Every verse, every bar and every word is insightful, unforgettable and occasionally, downright hilarious. For example, in Track 2, Eschenburg spits the line, “Seriously, where is your mommy? Tell her to make me a sandwich with some ham or salami”. That line by itself is violently rollicking, as is the rest of the song.
Relatable issues such as these are found skewed throughout the other 16 tracks in “Pinewood Derby”, too. However, specifically, in “Track 10,” Eschenburg describes the toils of living independently, by conveying topics such as: fiscal responsibility, car troubles and relationship issues.
While Eschenburg’s drive is nothing short of inspirational, his vocabulary and message is not. Although his songs are not plagued with cuss words and references to illegal substances like most contemporary rappers, they definitely are present; but in the end, what else could one expect? Eschenburg is an explicit and tenacious hip-hop hopeful, not an author of nursery rhymes.

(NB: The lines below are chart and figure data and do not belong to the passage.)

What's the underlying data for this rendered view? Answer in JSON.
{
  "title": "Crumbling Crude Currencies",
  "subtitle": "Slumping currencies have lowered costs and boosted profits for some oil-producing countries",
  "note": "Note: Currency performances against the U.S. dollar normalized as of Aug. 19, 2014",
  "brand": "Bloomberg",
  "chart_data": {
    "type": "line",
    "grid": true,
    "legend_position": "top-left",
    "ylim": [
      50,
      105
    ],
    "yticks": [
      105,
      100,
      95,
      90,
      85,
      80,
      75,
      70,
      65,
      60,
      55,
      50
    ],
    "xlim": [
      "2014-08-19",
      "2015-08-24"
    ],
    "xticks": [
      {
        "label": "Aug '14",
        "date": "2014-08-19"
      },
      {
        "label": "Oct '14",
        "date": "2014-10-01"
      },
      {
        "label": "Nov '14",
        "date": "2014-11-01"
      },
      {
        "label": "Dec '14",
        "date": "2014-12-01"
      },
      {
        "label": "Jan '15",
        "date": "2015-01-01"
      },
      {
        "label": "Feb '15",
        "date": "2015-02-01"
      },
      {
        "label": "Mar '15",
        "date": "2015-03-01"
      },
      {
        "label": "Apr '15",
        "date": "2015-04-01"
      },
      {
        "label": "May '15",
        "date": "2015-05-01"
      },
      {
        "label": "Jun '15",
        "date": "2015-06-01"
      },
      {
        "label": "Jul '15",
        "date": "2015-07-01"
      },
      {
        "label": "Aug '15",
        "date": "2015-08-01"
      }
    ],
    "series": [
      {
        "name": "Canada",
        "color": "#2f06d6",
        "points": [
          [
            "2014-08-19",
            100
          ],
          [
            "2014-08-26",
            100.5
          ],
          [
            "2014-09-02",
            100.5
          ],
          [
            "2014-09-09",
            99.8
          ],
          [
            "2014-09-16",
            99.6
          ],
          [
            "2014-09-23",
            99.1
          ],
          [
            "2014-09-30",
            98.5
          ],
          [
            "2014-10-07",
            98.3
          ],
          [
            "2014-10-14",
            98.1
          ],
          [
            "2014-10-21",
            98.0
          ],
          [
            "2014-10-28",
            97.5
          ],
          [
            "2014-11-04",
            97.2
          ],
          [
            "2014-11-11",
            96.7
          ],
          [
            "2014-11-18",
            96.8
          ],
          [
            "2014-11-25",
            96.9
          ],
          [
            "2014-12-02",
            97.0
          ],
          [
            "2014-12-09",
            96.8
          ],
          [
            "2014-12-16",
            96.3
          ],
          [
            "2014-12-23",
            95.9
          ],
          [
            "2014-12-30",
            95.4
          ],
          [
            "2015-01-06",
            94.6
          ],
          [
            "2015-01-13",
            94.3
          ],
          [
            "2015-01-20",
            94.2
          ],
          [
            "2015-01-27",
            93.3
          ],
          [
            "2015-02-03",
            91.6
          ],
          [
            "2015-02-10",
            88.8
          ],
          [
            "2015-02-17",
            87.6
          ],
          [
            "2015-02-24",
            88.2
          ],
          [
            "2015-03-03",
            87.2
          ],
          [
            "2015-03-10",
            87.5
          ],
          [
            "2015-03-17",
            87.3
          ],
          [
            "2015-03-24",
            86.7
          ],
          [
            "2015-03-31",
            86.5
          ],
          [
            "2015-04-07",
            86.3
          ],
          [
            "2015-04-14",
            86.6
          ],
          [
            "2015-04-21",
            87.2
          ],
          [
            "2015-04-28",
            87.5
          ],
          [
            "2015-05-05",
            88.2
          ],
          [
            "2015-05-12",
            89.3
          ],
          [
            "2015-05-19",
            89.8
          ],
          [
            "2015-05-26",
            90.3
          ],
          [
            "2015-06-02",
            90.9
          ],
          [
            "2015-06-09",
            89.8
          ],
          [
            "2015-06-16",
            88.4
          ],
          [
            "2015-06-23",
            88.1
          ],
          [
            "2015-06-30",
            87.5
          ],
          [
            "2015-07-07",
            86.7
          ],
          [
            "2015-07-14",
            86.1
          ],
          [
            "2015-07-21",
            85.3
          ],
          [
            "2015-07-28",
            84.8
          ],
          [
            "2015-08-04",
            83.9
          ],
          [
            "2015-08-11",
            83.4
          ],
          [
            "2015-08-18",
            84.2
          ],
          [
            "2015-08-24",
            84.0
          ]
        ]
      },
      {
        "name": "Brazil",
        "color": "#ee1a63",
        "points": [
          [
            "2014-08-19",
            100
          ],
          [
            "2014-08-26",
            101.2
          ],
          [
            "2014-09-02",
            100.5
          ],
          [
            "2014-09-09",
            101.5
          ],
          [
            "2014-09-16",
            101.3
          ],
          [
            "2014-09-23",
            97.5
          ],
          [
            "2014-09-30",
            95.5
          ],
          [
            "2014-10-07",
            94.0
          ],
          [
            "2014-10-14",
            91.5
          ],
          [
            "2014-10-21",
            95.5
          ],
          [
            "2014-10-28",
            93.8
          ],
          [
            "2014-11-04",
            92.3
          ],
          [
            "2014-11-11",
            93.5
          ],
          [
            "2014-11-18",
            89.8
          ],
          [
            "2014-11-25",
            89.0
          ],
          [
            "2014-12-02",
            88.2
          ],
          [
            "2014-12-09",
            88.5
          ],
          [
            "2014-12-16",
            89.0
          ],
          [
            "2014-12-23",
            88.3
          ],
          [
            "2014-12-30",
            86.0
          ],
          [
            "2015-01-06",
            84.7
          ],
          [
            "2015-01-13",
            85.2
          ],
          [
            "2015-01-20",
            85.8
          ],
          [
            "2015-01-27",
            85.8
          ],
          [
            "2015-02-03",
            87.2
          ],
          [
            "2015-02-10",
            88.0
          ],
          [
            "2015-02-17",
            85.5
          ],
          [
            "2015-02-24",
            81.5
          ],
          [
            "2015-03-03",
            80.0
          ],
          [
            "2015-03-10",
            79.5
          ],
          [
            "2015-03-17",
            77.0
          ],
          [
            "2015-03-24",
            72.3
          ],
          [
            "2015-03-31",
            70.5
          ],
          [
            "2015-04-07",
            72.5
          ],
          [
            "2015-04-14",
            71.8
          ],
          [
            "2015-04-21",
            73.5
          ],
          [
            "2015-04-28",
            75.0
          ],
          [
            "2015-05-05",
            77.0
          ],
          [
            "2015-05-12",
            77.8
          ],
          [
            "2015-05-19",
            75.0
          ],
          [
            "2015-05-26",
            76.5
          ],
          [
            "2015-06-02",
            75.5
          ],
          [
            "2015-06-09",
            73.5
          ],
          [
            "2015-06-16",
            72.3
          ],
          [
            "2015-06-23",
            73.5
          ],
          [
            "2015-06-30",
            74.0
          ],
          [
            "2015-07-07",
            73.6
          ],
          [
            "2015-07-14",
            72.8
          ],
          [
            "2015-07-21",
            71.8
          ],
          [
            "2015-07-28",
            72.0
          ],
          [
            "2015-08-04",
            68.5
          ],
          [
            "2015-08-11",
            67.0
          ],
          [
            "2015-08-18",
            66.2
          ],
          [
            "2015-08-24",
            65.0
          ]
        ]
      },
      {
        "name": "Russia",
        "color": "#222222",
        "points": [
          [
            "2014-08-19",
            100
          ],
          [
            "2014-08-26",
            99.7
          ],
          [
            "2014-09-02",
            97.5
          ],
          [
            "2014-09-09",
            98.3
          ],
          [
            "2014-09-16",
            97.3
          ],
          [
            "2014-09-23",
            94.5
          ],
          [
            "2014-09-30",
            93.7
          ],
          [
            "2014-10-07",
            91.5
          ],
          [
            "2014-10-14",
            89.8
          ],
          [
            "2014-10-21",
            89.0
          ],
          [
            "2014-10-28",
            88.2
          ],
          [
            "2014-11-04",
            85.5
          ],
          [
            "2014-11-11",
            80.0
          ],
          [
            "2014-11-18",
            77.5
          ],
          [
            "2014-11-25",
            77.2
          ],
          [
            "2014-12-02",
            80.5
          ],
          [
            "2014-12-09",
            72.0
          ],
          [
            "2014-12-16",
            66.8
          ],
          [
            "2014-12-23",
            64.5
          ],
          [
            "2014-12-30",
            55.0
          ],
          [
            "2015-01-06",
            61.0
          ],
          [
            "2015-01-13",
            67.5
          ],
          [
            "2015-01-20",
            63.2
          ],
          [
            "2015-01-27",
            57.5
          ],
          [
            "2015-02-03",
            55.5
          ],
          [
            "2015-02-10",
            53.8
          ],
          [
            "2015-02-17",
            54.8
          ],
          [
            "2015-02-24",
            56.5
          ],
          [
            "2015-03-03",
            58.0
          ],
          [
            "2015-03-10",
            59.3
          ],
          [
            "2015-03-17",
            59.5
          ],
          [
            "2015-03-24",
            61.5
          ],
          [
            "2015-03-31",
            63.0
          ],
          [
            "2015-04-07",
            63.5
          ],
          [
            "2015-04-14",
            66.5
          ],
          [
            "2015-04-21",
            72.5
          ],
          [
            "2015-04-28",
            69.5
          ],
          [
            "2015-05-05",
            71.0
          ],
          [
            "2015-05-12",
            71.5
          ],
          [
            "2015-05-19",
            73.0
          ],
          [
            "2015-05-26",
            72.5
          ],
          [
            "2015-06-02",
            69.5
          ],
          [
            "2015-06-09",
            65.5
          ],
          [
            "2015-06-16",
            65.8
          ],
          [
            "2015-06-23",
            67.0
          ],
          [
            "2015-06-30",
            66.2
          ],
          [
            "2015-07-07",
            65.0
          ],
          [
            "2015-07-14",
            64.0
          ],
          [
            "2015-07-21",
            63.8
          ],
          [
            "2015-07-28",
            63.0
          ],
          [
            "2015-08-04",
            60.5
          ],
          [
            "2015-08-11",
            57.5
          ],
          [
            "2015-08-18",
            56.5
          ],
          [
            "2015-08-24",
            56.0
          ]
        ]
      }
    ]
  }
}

Knowing Eschenburg personally may have caused me to be a little biased, however, it is safe to say that even those who do not appreciate rap music will consider him a diamond in the rough. In fact I think so highly of Eschenburg, that I believe he has the potential to smash through the glass ceiling that many suburban rappers face and make it to the “mainstream underground” hip-hop scene. In short, “Pinewood Derby” is a masterpiece, and Alex Eschenburg is the real deal.